Brigham Young is making a comeback, not just on the football field, but in the furniture showroom, too.
Utah's first territorial governor had a hand in designing a currently popular bed frame for futons, says Spencer Blake, manager of Scandinavian Square, a contemporary furniture store.A futon is a piece of furniture that converts from a sofa or chair to a bed. Most people believe futons come from Japan. Although futon means "bedding" in Japanese, they are not the only ones to use the folding cotton mattresses.
"Brigham Young is credited with making the first futon frame," Blake said. "Some in our industry call it a Mormon bed."
It's called a Mormon bed because of its styling. Alternating wood slats are movable for collapsing from couch to bed and for easy packing.
"I was at a trade show and had heard the term (Mormon bed) once or twice," Blake said. "After the fourth time that someone said, `some guy named Brigham Young designed them (the frames he was selling)' - I knew it was legitimate."
Blake said the futons, frames and other furniture he sells in his store are manufactured as nearby as Utah Valley and as far away as Denmark, Norway and New Zealand. The family-owned business has operated in Provo for five years.
Blake credits the Europeans with developing some very stylish yet functional furniture.
"Scandinavians do things cleaner and smoother in their designs," he said. "During the last decade we (in America) have become educated as to what the rest of the world is doing."

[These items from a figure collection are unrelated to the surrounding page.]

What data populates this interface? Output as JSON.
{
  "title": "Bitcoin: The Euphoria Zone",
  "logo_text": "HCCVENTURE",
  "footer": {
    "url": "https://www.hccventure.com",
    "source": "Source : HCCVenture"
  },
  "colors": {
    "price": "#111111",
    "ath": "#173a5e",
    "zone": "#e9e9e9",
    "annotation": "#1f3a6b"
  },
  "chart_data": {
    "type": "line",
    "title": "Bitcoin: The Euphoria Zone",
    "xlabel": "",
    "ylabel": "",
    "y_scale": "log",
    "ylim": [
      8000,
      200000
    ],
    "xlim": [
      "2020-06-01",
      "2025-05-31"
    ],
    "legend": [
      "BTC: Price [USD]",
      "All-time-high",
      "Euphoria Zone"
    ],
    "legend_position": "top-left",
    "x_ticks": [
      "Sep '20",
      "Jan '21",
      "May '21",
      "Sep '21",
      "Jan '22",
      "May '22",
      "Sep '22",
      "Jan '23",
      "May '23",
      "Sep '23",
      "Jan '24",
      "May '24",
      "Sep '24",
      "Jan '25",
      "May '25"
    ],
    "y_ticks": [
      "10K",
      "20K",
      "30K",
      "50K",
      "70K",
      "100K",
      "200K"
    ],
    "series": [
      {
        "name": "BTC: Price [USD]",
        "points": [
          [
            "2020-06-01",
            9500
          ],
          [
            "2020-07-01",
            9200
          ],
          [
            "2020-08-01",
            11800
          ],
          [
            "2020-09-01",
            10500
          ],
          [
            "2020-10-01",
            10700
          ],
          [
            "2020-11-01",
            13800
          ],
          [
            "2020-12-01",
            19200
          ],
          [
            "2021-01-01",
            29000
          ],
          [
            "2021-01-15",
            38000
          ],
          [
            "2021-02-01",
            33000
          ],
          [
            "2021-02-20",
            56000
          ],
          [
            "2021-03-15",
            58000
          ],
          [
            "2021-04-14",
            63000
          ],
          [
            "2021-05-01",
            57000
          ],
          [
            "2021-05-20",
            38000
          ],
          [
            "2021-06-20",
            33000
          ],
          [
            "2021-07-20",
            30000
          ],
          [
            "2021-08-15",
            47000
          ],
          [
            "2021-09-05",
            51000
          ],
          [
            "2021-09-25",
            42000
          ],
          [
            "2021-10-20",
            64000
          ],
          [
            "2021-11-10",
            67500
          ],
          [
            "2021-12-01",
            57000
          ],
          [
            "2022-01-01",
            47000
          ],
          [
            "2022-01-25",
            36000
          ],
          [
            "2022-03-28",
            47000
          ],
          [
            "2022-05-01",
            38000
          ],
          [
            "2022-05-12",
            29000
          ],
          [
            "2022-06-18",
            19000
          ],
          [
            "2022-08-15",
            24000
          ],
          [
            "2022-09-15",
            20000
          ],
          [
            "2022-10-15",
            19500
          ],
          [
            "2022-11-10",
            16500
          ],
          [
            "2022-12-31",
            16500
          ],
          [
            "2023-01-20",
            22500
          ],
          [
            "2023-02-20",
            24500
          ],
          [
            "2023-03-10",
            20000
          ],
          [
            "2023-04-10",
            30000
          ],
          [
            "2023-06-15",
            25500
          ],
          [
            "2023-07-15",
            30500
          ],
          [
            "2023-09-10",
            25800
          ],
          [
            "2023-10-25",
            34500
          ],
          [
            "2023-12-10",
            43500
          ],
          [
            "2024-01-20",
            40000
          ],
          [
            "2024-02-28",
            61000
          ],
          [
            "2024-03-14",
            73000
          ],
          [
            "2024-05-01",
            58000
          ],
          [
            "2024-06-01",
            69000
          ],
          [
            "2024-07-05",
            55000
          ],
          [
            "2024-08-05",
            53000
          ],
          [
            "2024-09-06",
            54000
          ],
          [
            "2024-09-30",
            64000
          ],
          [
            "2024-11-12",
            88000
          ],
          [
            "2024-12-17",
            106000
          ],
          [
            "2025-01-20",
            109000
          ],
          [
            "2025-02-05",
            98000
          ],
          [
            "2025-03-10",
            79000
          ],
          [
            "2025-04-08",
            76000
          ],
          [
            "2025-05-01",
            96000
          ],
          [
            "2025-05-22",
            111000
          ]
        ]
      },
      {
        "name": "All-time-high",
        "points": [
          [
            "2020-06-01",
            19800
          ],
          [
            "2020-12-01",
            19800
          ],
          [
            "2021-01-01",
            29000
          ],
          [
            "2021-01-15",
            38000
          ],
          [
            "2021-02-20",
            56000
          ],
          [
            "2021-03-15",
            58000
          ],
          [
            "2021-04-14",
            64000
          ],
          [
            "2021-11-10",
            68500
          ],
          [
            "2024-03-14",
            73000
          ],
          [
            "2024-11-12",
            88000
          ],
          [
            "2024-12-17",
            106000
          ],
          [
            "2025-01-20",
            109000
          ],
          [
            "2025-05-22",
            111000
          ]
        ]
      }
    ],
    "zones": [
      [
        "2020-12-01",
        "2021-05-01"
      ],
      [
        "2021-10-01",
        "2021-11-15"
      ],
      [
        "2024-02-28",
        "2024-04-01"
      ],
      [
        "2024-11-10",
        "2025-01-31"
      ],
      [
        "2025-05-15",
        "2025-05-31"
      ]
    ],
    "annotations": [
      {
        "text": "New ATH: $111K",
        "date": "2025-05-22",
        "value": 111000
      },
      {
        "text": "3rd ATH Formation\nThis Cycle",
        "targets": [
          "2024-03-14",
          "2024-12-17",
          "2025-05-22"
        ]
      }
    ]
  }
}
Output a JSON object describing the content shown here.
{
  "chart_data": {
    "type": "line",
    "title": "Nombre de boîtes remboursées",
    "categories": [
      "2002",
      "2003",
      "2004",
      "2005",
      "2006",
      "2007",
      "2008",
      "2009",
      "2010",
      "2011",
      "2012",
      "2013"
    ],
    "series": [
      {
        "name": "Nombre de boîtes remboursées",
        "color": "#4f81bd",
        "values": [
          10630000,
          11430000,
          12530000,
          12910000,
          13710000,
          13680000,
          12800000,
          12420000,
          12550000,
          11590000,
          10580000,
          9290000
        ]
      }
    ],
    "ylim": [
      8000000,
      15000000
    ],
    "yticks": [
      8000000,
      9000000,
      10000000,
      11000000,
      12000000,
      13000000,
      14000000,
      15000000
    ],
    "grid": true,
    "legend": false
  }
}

Because most Europeans have small apartments or homes, their furniture must be compact and sturdy and often have more than one function.
"This style of furniture especially appeals to college students, young marrieds and those who are working on a tight budget," Blake said. "It is an inexpensive way of decorating like a top-notch designer."
A futon package that includes the mattress, couch frame and casing costs between $200 and $700, one-third to one-half the cost of a standard mattress or convertible sofa.
Couches, home entertainment centers, dining room and bedroom sets, lounge chairs and more are featured at Scandinavian Square, 164 N. University Ave.
One of the store's smaller items, but by quantity its biggest selling item, is a laundry bag and pine wood stand, made locally. Blake said he recently sold 30 in one day.
Choosing a futon
-Contents. Cotton is the predominant filler used in futons. What type of cotton? How much polyester? etc.
-Construction. Does the futon look well-made and sturdy?
-Ticking. What type of fabric is the mattress encased in and what material is used for tufts?
-Function. How are you going to be using your futon? To both sit and sleep on or solely for one use?
-Comfort. Take a few moments and lie down on the futon.
The wood or materials used in futon frames are as varied as the countries that make them. You will find pine and hardwoods, domestic and foreign, light colors, oak colors, exotic woods and walnut color. Some are unfinished; some are stained or lacquered. You also will find contemporary styles in both sleek melamine and high-tech metal.